For Patients
Minimally invasive spinal fusions offer an alternative to the standard open spinal procedures. Despite increasing physician and patient demand for minimally invasive spinal fusions, insurance coverage can sometimes be challenging. While over 10,000 AxiaLIF procedures have been performed in the US, not all health plans cover AxiaLIF.
TranS1 provides support for patients who have been denied insurance coverage for AxiaLIF. This patient advocacy has resulted in individual successes as well a number of broader positive coverage decisions.
As a patient, your first step in moving toward AxiaLIF insurance coverage is to talk to an AxiaLIF reimbursement specialist. The specialist will outline the process and timing of the appeals process. If you would like to move forward, you will be asked to complete a form that authorizes the specialist to speak with your surgeon and insurance company, as well as gather any relevant medical records.
For Surgeons
The AxiaLIF procedure (or Axial Lumbar Interbody Fusion) is a minimally invasive presacral approach to interbody fusion at the L4-S1 vertebral bodies, and is considered an alternative to other techniques. In January 2009, AxiaLIF was assigned a Category III CPT code (or “T-code”) by the American Medical Association (AMA).
A growing number of payors currently cover the T-Code, either via policy decisions or via individual case review. To lend our surgeon customers further support, TranS1 has established the AxiaLIF Reimbursement Support Line. The Support Line can provide you and your coding staff with assistance in resolving pre-authorization, resubmission and payment issues.
Call the AxiaLIF Reimbursement Support Line at 1-866-933-4249 now to speak with a representative.

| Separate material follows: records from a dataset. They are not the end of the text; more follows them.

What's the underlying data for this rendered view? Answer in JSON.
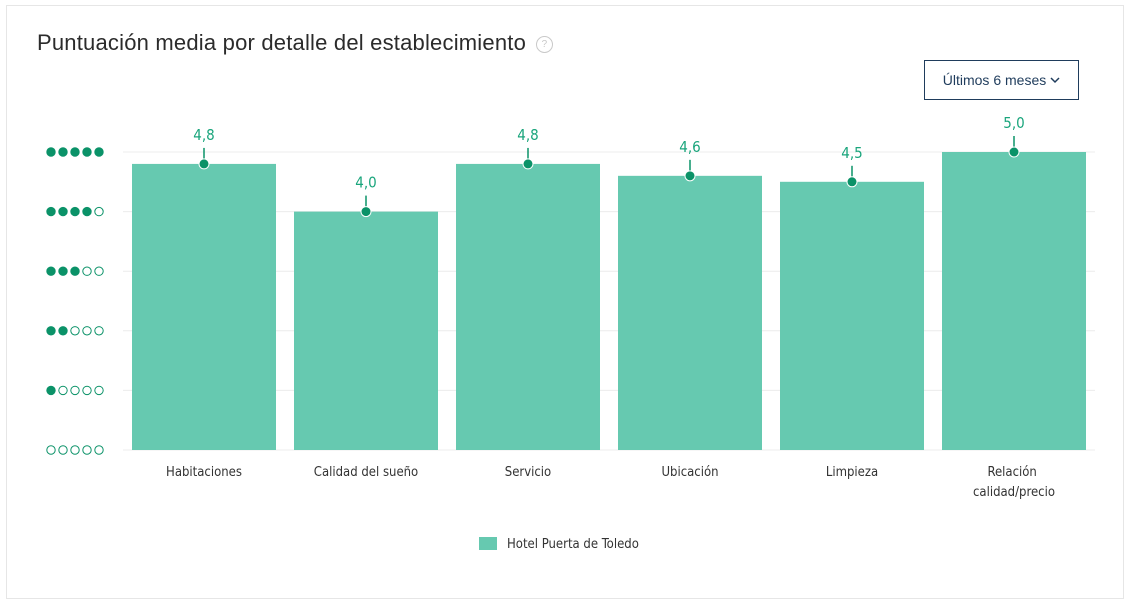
{
  "chart_data": {
    "type": "bar",
    "title": "Puntuación media por detalle del establecimiento",
    "help_icon": "?",
    "period_selector": "Últimos 6 meses",
    "categories": [
      "Habitaciones",
      "Calidad del sueño",
      "Servicio",
      "Ubicación",
      "Limpieza",
      "Relación calidad/precio"
    ],
    "series": [
      {
        "name": "Hotel Puerta de Toledo",
        "color": "#66c9b0",
        "values": [
          4.8,
          4.0,
          4.8,
          4.6,
          4.5,
          5.0
        ],
        "value_labels": [
          "4,8",
          "4,0",
          "4,8",
          "4,6",
          "4,5",
          "5,0"
        ]
      }
    ],
    "ylim": [
      0,
      5
    ],
    "yticks": [
      0,
      1,
      2,
      3,
      4,
      5
    ],
    "grid": true,
    "marker_color": "#0b9268",
    "label_color": "#1aa57c",
    "legend": "bottom"
  }
}
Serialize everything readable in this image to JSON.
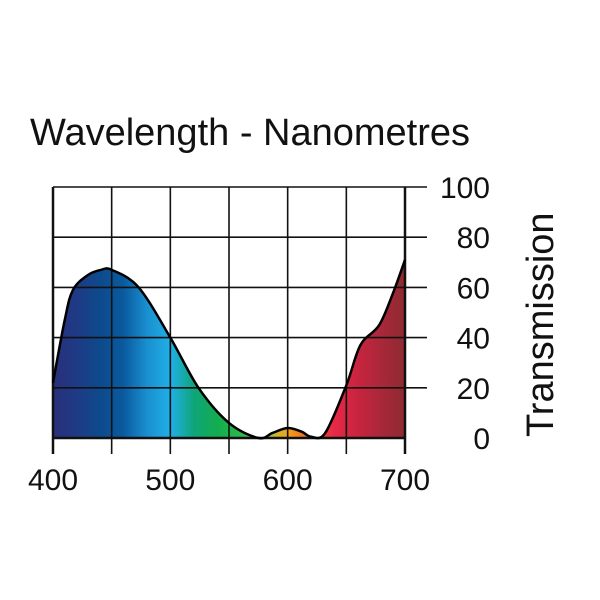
{
  "chart_data": {
    "type": "area",
    "title": "Wavelength - Nanometres",
    "xlabel": "Wavelength - Nanometres",
    "ylabel": "Transmission",
    "xlim": [
      400,
      700
    ],
    "ylim": [
      0,
      100
    ],
    "x_ticks": [
      400,
      500,
      600,
      700
    ],
    "y_ticks": [
      0,
      20,
      40,
      60,
      80,
      100
    ],
    "x_grid_step": 50,
    "y_grid_step": 20,
    "grid": true,
    "series": [
      {
        "name": "Transmission",
        "x": [
          400,
          410,
          417,
          430,
          441,
          450,
          473,
          500,
          524,
          550,
          575,
          587,
          600,
          612,
          620,
          632,
          650,
          662,
          678,
          690,
          700
        ],
        "y": [
          22,
          47,
          59,
          65,
          67,
          67,
          60,
          40,
          20,
          6,
          0,
          2,
          4,
          2.5,
          0.5,
          2,
          21,
          37,
          45,
          58,
          71
        ]
      }
    ],
    "spectrum_colors": [
      "#2a2f7a",
      "#1f3a85",
      "#0d4a8c",
      "#0a5a9e",
      "#1a8fd0",
      "#20b0e8",
      "#0fa57a",
      "#12ad4e",
      "#2cb84a",
      "#9acb3c",
      "#f4a21c",
      "#ef5a1e",
      "#e62848",
      "#c8243e",
      "#a8283a",
      "#8e2a30"
    ]
  }
}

This information is taken from the materials published by the Centers for Medicare and Medicaid Services and the American Medical Association. This information cannot guarantee coverage or reimbursement, and Trans1, Inc. makes no other representations as to selecting codes for procedures or compliance with any other billing protocols or prerequisites. As with all claims, individual physicians and hospitals are responsible for exercising their independent clinical judgment in selecting the codes that most accurately reflect the patient’s condition and procedures performed for a patient. Physicians and hospitals should refer to current, complete, and authoritative publications such as AMA CPT publications or insurer policies for selecting codes based on the care rendered to an individual patient, and may wish to contact individual carriers, fiscal intermediaries, or other third-party payors as needed.